Le Royaume-Uni a enregistré cette année le plus impressionnant redressement de sa croissance parmi les économies développées, tout comme le Japon. La différence est que le Japon a été clairement stimulé par les Abenomics, ce qui n’a pas été le cas du Royaume-Uni. Cette mini-renaissance repose-t-elle sur un soubassement solide ? La Banque d’Angleterre a parfois invoqué la prière bien connue de Saint-Augustin (“Seigneur, rends moi chaste, mais pas tout de suite”) pour décrire l’économie britannique, en espérant qu’un sursaut de la consommation ouvre la voie à une croissance plus pérenne ou plus “saine” grâce aux investissements des entreprises et aux exportations. Cette année a apporté ce rebond tant attendu des dépenses de consommation mais sa robustesse, reposant sur la transmission de la consommation vers les investissements, reste quelque part à l’horizon.

Malgré tout, les perspectives de croissance à court terme sont plutôt solides. Les enquêtes de conjoncture se rapprochent rapidement de leurs niveaux record. Les créations d’emploi progressent. Le marché du logement est porteur, à un point tel que les commentaires des analystes recommencent à évoquer l’idée d’une bulle et le prix des logements menace de nouveau de monopoliser les conversations dans les dîners en ville. Certes, la valorisation des logements est déjà tendue à Londres et tend à le devenir dans le reste du pays. Mais jusqu’à présent, les prix des logements sont soutenus par l’aide d’Etat aux primo-accédants et particulièrement par la faiblesse et le recul des taux des prêts hypothécaires, ce qui signifie que la charge d’intérêt des prêts immobiliers absorbe en réalité une part historiquement relativement basse du revenu des ménages.

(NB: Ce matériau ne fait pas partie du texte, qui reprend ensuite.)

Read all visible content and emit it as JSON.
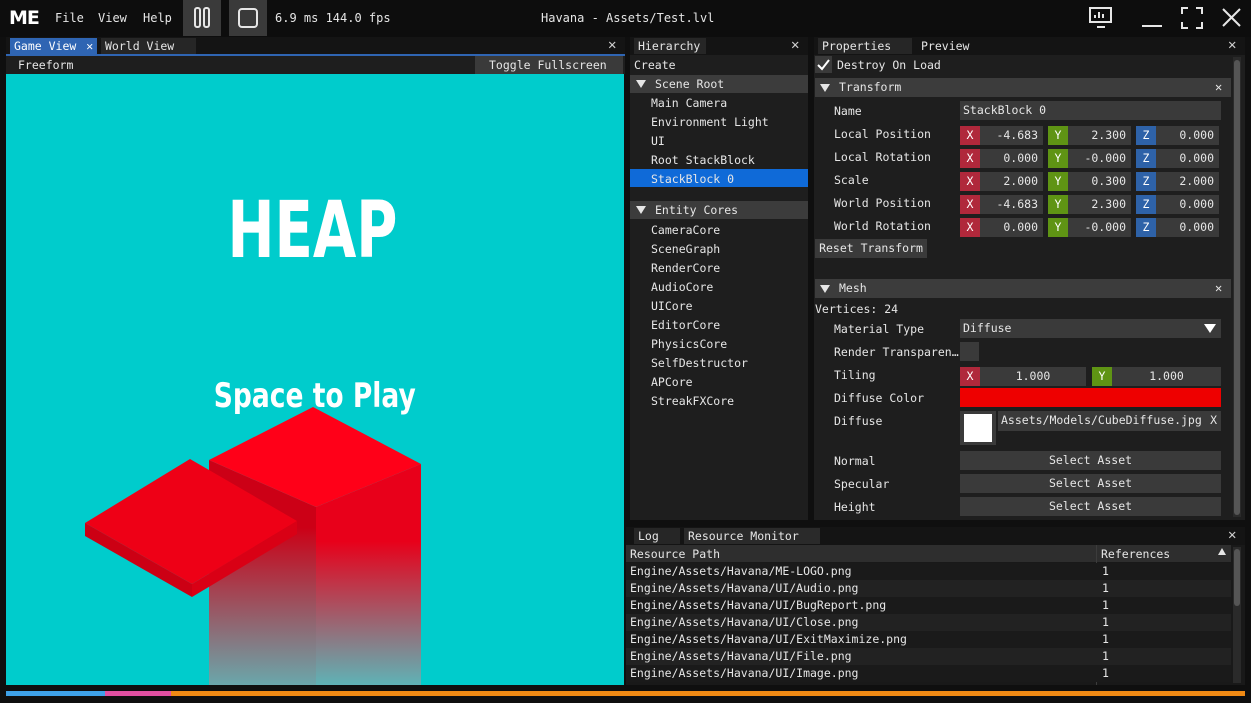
{
  "app": {
    "logo": "ME",
    "menu": [
      "File",
      "View",
      "Help"
    ],
    "perf": "6.9 ms 144.0 fps",
    "title": "Havana - Assets/Test.lvl",
    "icons": [
      "pause-icon",
      "stop-icon",
      "monitor-icon",
      "minimize-icon",
      "maximize-icon",
      "close-icon"
    ]
  },
  "game_view": {
    "tabs": [
      "Game View",
      "World View"
    ],
    "toolbar": {
      "mode": "Freeform",
      "fullscreen": "Toggle Fullscreen"
    },
    "scene": {
      "title": "HEAP",
      "subtitle": "Space to Play",
      "bg": "#00cccc",
      "block_color": "#ff0018"
    }
  },
  "hierarchy": {
    "tab": "Hierarchy",
    "create": "Create",
    "scene_root": "Scene Root",
    "scene_items": [
      "Main Camera",
      "Environment Light",
      "UI",
      "Root StackBlock",
      "StackBlock 0"
    ],
    "selected": "StackBlock 0",
    "entity_cores": "Entity Cores",
    "core_items": [
      "CameraCore",
      "SceneGraph",
      "RenderCore",
      "AudioCore",
      "UICore",
      "EditorCore",
      "PhysicsCore",
      "SelfDestructor",
      "APCore",
      "StreakFXCore"
    ]
  },
  "properties": {
    "tabs": [
      "Properties",
      "Preview"
    ],
    "destroy_on_load": "Destroy On Load",
    "transform": {
      "header": "Transform",
      "name_label": "Name",
      "name_value": "StackBlock 0",
      "rows": [
        {
          "label": "Local Position",
          "x": "-4.683",
          "y": "2.300",
          "z": "0.000"
        },
        {
          "label": "Local Rotation",
          "x": "0.000",
          "y": "-0.000",
          "z": "0.000"
        },
        {
          "label": "Scale",
          "x": "2.000",
          "y": "0.300",
          "z": "2.000"
        },
        {
          "label": "World Position",
          "x": "-4.683",
          "y": "2.300",
          "z": "0.000"
        },
        {
          "label": "World Rotation",
          "x": "0.000",
          "y": "-0.000",
          "z": "0.000"
        }
      ],
      "axis_labels": [
        "X",
        "Y",
        "Z"
      ],
      "reset": "Reset Transform"
    },
    "mesh": {
      "header": "Mesh",
      "vertices": "Vertices: 24",
      "material_type_label": "Material Type",
      "material_type_value": "Diffuse",
      "render_transparent_label": "Render Transparen…",
      "tiling_label": "Tiling",
      "tiling_x": "1.000",
      "tiling_y": "1.000",
      "diffuse_color_label": "Diffuse Color",
      "diffuse_color": "#ee0000",
      "diffuse_label": "Diffuse",
      "diffuse_path": "Assets/Models/CubeDiffuse.jpg",
      "diffuse_clear": "X",
      "normal_label": "Normal",
      "specular_label": "Specular",
      "height_label": "Height",
      "select_asset": "Select Asset"
    }
  },
  "bottom": {
    "tabs": [
      "Log",
      "Resource Monitor"
    ],
    "columns": [
      "Resource Path",
      "References"
    ],
    "rows": [
      {
        "path": "Engine/Assets/Havana/ME-LOGO.png",
        "refs": "1"
      },
      {
        "path": "Engine/Assets/Havana/UI/Audio.png",
        "refs": "1"
      },
      {
        "path": "Engine/Assets/Havana/UI/BugReport.png",
        "refs": "1"
      },
      {
        "path": "Engine/Assets/Havana/UI/Close.png",
        "refs": "1"
      },
      {
        "path": "Engine/Assets/Havana/UI/ExitMaximize.png",
        "refs": "1"
      },
      {
        "path": "Engine/Assets/Havana/UI/File.png",
        "refs": "1"
      },
      {
        "path": "Engine/Assets/Havana/UI/Image.png",
        "refs": "1"
      }
    ]
  },
  "colors": {
    "accent": "#2f65b3",
    "selected": "#0f6ad8",
    "progress": [
      "#3ea1e8",
      "#e14fa1",
      "#f08a14"
    ]
  }
}
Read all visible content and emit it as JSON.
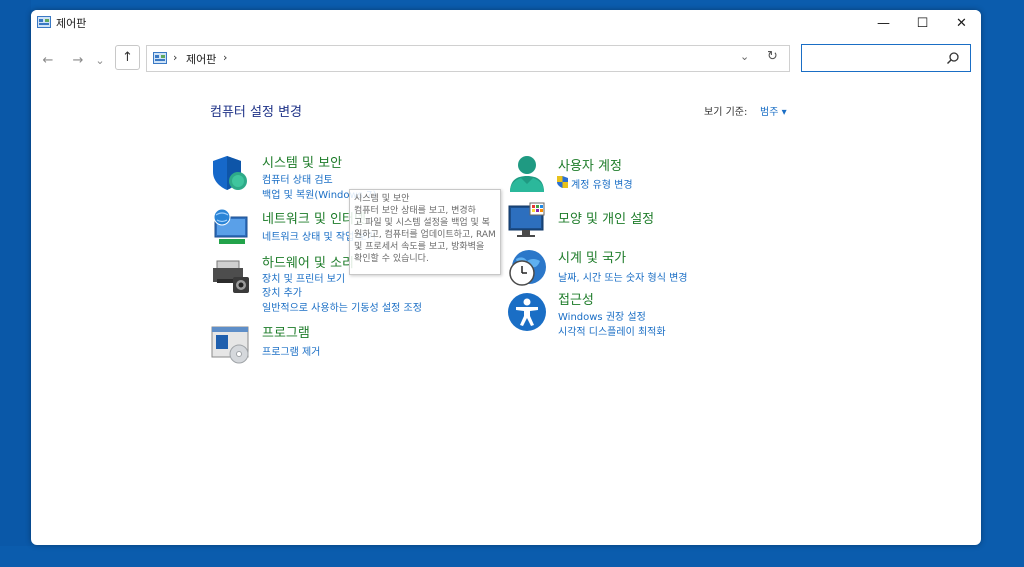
{
  "window": {
    "title": "제어판",
    "minimize": "—",
    "maximize": "☐",
    "close": "✕"
  },
  "nav": {
    "back": "←",
    "forward": "→",
    "recent": "⌄",
    "up": "↑"
  },
  "address": {
    "sep1": "›",
    "crumb": "제어판",
    "sep2": "›",
    "dropdown": "⌄",
    "refresh": "↻"
  },
  "search": {
    "placeholder": ""
  },
  "header": {
    "heading": "컴퓨터 설정 변경",
    "view_by_label": "보기 기준:",
    "view_by_value": "범주 ▾"
  },
  "categories": {
    "system": {
      "title": "시스템 및 보안",
      "links": [
        "컴퓨터 상태 검토",
        "백업 및 복원(Windows 7)"
      ]
    },
    "network": {
      "title": "네트워크 및 인터넷",
      "links": [
        "네트워크 상태 및 작업 보기"
      ]
    },
    "hardware": {
      "title": "하드웨어 및 소리",
      "links": [
        "장치 및 프린터 보기",
        "장치 추가",
        "일반적으로 사용하는 기동성 설정 조정"
      ]
    },
    "programs": {
      "title": "프로그램",
      "links": [
        "프로그램 제거"
      ]
    },
    "users": {
      "title": "사용자 계정",
      "links": [
        "계정 유형 변경"
      ]
    },
    "appearance": {
      "title": "모양 및 개인 설정",
      "links": []
    },
    "clock": {
      "title": "시계 및 국가",
      "links": [
        "날짜, 시간 또는 숫자 형식 변경"
      ]
    },
    "access": {
      "title": "접근성",
      "links": [
        "Windows 권장 설정",
        "시각적 디스플레이 최적화"
      ]
    }
  },
  "tooltip": {
    "lines": [
      "시스템 및 보안",
      "컴퓨터 보안 상태를 보고, 변경하",
      "고 파일 및 시스템 설정을 백업 및 복",
      "원하고, 컴퓨터를 업데이트하고, RAM",
      "및 프로세서 속도를 보고, 방화벽을",
      "확인할 수 있습니다."
    ]
  },
  "colors": {
    "accent": "#1a6ec5",
    "category_title": "#1e7c2a",
    "heading": "#1e3287",
    "desktop": "#0b5cad"
  },
  "icons": [
    "control-panel-icon",
    "shield-icon",
    "network-icon",
    "printer-icon",
    "programs-icon",
    "user-icon",
    "uac-shield-icon",
    "monitor-icon",
    "clock-icon",
    "accessibility-icon",
    "search-icon"
  ]
}
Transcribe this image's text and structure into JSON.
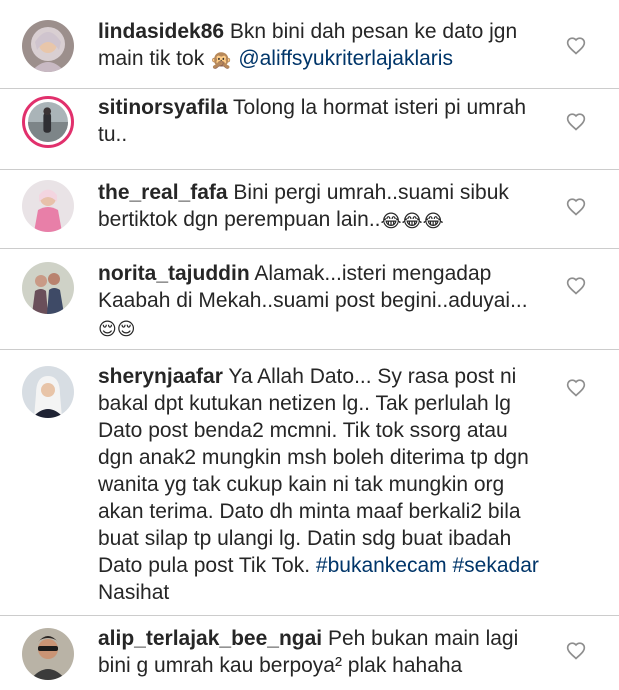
{
  "comments": [
    {
      "username": "lindasidek86",
      "text": "Bkn bini dah pesan ke dato jgn main tik tok",
      "emoji": "🙊",
      "mention": "@aliffsyukriterlajaklaris",
      "avatar": "avatar-hijab-woman"
    },
    {
      "username": "sitinorsyafila",
      "text": "Tolong la hormat isteri pi umrah tu..",
      "avatar": "avatar-beach-photo"
    },
    {
      "username": "the_real_fafa",
      "text": "Bini pergi umrah..suami sibuk bertiktok dgn perempuan lain..",
      "emoji": "😂😂😂",
      "avatar": "avatar-pink-outfit"
    },
    {
      "username": "norita_tajuddin",
      "text": "Alamak...isteri mengadap Kaabah di Mekah..suami post begini..aduyai...",
      "emoji": "😌😌",
      "avatar": "avatar-couple"
    },
    {
      "username": "sherynjaafar",
      "text": "Ya Allah Dato... Sy rasa post ni bakal dpt kutukan netizen lg.. Tak perlulah lg Dato post benda2 mcmni. Tik tok ssorg atau dgn anak2 mungkin msh boleh diterima tp dgn wanita yg tak cukup kain ni tak mungkin org akan terima. Dato dh minta maaf berkali2 bila buat silap tp ulangi lg. Datin sdg buat ibadah Dato pula post Tik Tok.",
      "hashtags": [
        "#bukankecam",
        "#sekadar"
      ],
      "text_end": "Nasihat",
      "avatar": "avatar-hijab-portrait"
    },
    {
      "username": "alip_terlajak_bee_ngai",
      "text": "Peh bukan main lagi bini g umrah kau berpoya² plak hahaha",
      "avatar": "avatar-man-sunglasses"
    }
  ],
  "icons": {
    "like": "heart-outline-icon"
  },
  "colors": {
    "text": "#262626",
    "link": "#003569",
    "heart": "#8e8e8e",
    "story_ring": "#e1306c",
    "divider": "#cccccc"
  }
}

C’est une indication du niveau de dépendance de l’économie envers le maintien des taux d’intérêt à un niveau faible pendant une longue période. Nous estimons que la Banque d’Angleterre est disposée à s’engager sur cette voie. Elle a défendu l’idée un certain temps que l’économie du Royaume-Uni fonctionne bien en dessous de sa capacité. La politique de “forward guidance” (pilotage des anticipations) lancée en grande pompe au cours de l’été a constitué une tentative pour définir ce message plus clairement, en indiquant que les taux courts resteraient à un niveau plancher aussi longtemps que le taux de chômage resterait supérieur à 7 %.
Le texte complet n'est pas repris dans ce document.